UBS trims AI portfolio exposure to semis and hardware after recent rally
Investing.com -- UBS revealed on Friday that it has reduced its combined semiconductor and hardware weighting in its AI investment strategy to around 61% from roughly 76%, taking profits following a Micron-driven rally that lifted the SOXX index 4% in a single session and 10% across June.
In a note from its equity strategy team, UBS said profit-taking was concentrated in small- and mid-cap AI supply chain names across optics, baseboard management controllers, multilayer ceramic capacitors, substrates, cooling, advanced packaging and analog components.
Despite the reduction, UBS said its strategy "still retains an overweight of roughly 20-25 percentage points" relative to the Nasdaq 100's approximately 42% AI semiconductor and hardware exposure.

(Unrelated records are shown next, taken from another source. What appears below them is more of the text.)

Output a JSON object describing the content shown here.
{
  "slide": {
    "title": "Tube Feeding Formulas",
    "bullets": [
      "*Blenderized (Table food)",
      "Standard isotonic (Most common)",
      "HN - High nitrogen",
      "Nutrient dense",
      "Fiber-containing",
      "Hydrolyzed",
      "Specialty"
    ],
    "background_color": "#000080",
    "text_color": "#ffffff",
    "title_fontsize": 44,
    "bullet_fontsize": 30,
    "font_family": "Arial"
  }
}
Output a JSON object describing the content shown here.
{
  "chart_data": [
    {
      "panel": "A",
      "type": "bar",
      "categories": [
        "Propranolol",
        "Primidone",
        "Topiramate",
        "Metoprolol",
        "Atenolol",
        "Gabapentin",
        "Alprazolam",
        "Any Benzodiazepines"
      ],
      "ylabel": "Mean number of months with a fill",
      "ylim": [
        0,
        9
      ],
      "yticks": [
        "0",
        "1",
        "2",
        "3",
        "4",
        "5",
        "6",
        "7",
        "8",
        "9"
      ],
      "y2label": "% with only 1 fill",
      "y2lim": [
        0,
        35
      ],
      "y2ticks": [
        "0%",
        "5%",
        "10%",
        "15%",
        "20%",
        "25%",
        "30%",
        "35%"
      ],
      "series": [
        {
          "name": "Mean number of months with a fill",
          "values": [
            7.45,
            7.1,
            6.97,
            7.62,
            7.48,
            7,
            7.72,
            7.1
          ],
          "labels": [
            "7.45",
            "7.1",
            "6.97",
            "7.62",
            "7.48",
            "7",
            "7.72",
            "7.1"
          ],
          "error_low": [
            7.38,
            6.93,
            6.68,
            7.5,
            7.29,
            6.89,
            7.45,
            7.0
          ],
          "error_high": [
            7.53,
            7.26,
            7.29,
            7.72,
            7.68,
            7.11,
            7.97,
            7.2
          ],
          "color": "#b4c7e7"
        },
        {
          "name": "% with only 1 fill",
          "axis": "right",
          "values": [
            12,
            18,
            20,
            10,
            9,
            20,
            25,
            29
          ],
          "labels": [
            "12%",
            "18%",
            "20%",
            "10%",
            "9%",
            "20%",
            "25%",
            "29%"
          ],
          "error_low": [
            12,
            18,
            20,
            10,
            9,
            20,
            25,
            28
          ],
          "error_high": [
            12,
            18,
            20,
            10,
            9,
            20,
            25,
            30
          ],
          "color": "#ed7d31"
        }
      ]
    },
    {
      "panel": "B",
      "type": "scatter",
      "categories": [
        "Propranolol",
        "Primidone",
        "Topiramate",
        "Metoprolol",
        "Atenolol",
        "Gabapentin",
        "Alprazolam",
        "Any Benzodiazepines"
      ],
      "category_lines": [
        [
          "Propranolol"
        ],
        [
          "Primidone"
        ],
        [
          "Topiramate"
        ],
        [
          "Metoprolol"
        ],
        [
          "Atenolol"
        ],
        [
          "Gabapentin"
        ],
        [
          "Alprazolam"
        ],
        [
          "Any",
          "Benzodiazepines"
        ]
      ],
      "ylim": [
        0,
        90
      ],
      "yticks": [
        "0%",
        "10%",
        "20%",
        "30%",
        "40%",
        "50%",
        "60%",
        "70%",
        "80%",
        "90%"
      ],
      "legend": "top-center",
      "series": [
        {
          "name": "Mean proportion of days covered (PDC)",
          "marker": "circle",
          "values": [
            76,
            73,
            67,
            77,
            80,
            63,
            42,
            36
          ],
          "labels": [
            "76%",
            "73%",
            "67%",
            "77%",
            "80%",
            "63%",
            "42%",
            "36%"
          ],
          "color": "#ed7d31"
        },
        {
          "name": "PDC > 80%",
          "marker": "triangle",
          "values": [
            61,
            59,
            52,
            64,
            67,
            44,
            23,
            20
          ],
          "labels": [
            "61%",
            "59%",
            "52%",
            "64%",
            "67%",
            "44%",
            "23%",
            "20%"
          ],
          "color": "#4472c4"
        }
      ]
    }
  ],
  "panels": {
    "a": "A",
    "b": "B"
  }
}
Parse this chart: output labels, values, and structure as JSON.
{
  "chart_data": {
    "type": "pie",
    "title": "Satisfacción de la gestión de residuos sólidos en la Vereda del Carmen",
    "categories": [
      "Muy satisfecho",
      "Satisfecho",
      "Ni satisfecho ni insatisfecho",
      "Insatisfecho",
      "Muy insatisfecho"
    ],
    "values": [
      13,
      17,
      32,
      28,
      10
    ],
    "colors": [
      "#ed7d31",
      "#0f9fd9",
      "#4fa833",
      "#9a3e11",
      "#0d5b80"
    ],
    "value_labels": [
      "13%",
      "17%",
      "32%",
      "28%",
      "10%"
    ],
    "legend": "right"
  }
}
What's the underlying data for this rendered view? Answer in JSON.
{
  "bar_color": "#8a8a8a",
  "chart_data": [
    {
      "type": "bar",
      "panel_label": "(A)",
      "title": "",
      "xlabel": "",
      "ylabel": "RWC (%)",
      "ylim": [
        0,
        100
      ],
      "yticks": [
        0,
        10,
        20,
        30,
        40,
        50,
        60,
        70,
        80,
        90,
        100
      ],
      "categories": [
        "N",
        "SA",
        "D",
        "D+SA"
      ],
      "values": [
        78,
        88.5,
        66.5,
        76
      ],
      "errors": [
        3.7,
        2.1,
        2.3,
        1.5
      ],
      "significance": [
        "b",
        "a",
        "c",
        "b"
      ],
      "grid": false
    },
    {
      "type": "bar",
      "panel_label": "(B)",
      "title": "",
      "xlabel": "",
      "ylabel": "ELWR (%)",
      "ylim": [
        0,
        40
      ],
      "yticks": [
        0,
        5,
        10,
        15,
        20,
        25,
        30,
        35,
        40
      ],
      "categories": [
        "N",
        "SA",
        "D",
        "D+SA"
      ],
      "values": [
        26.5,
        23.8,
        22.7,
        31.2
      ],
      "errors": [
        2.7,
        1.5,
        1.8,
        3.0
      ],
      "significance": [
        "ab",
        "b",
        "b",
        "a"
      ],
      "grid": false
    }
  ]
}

In parallel, UBS increased exposure to more defensive parts of the AI ecosystem to around 20% from less than 1% in early June, focusing on data center operators, telcos and select payments names with "prudent balance sheets and stable dividend profiles."
UBS said "the medium-term AI demand story remains intact, supported by cloud acceleration and agentic AI workloads," but flagged the risk that a significant decline in hyperscaler stocks "may pressure management to reduce capex commitments in the future."
The bank noted Big 5 hyperscaler shares have fallen an average of 20% in June alone.
Within semiconductors, UBS said it continues to favor foundry exposure such as TSMC, semicaps including Applied Materials, memory names such as SK Hynix and select compute exposure.
The bank maintained a significant underweight to the Magnificent Seven, with a combined portfolio weight of approximately 18%.